Newcomers consider a joint electoral list (1)
Mart Helme, the chairman of People's Conservative Party (EKRE), said that he is negotiating with the Party of People's Unity (RÜE), to form a joint electoral list for the spring elections.
Helme said that the joint list aims to reduce the disadvantage the two small parties have, in comparison to the big parliamentary parties.
According to Helme, one of the greatest obstacles they face is the lack of funding. Whereas Reform Party's yearly income is around 2.2 million euros, EKRE's takes in around 800 euros a month.
"The parliamentary parties revel in the money the pocket from the state budget. We, on the other hand, are self-financed by membership fees and personal donations. This makes a large difference. We saw during the European Parliament elections how the Reform Party and the IRL spent hundreds of thousands of euros on election campaigns, when we had to do the same with only a few tens of thousands," he told ETV's "Aktuaalne Kaamera".
As the law does not allow electoral unions, the two parties would have run under one name.
Consultations between EKRE and RÜE have been ongoing but they are yet to reach a decision.

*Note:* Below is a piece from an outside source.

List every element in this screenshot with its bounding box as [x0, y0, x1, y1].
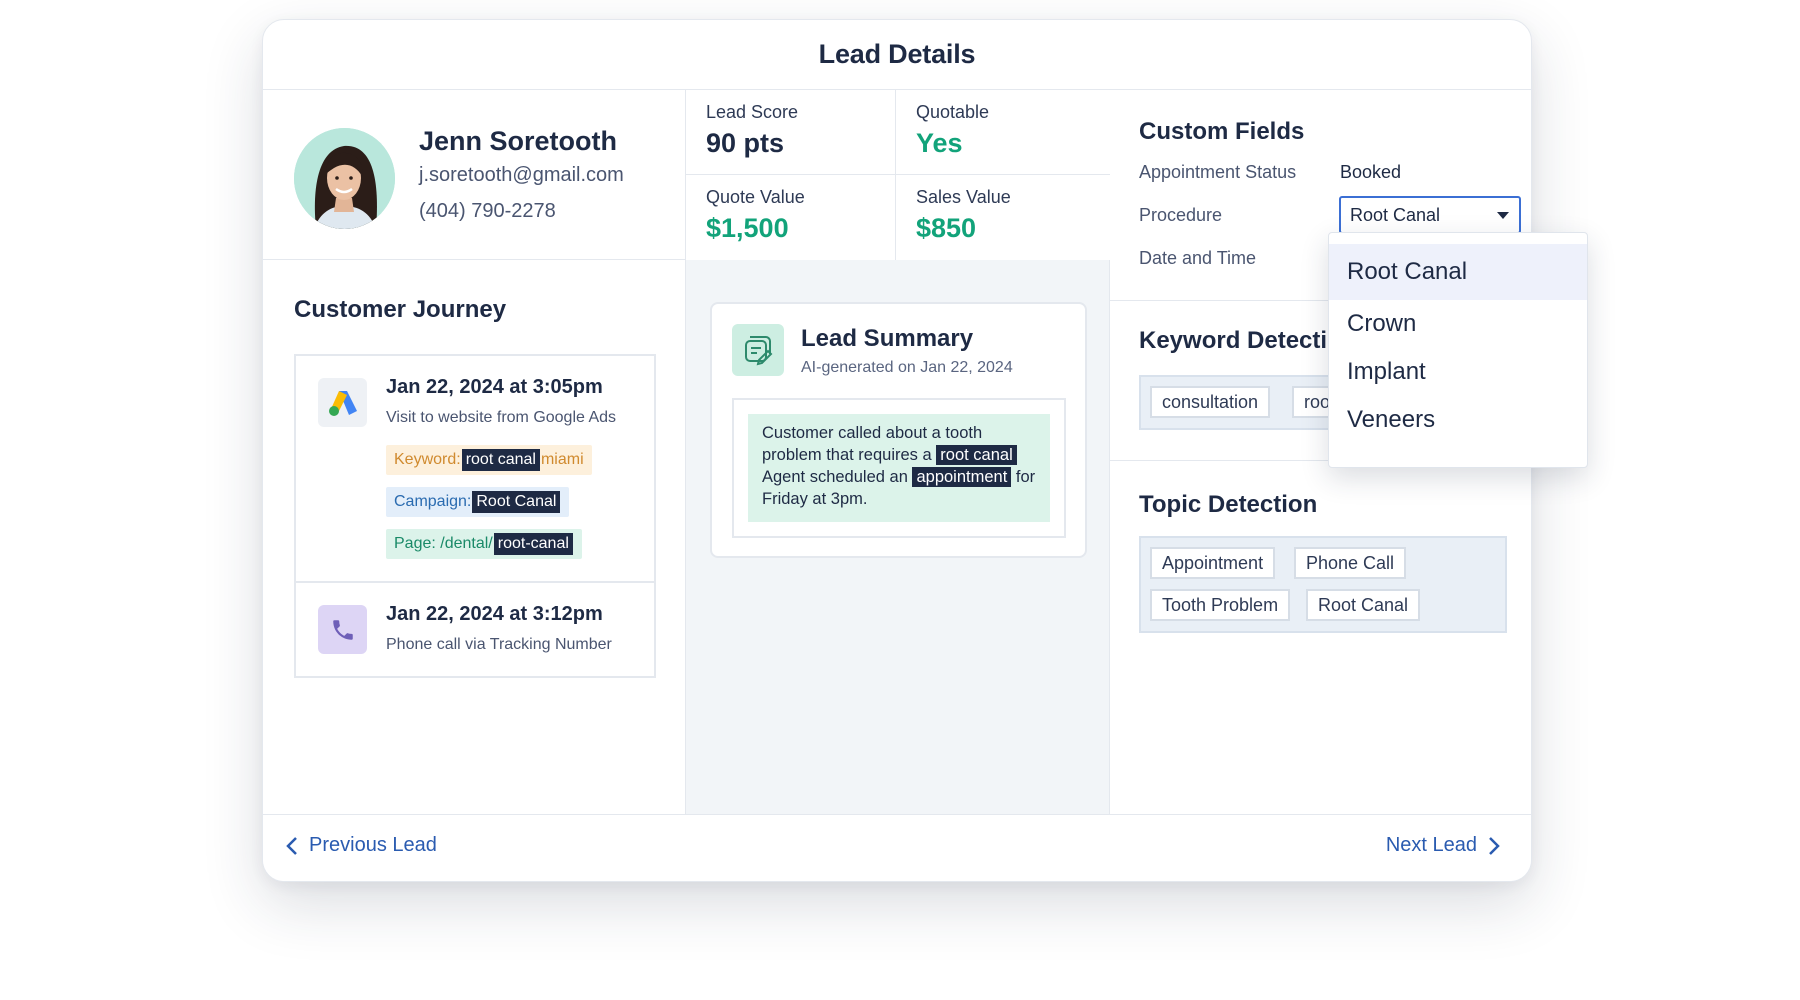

Both parties agree that Estonian needs an overarching state reform. The cosmetic changes in the tax system that the large parties propose are no longer enough, said Kristiina Ojuland of the RÜE.
Helme said EKRE has written down their own list in case the negotiations fail through.
The Free Party has decided to decline the offer to join as well, preferring an electoral list opened to non-members.
"Merle Jääger has announced her candidacy and we have discussed this option with Peeter Volkonski. I hope that a the list will include a moderately green faction, including Jaan Riis and other people," said party leader Andres Herkel.
He added that the Free Party's platform also differs considerably from those of EKRE and RÜE.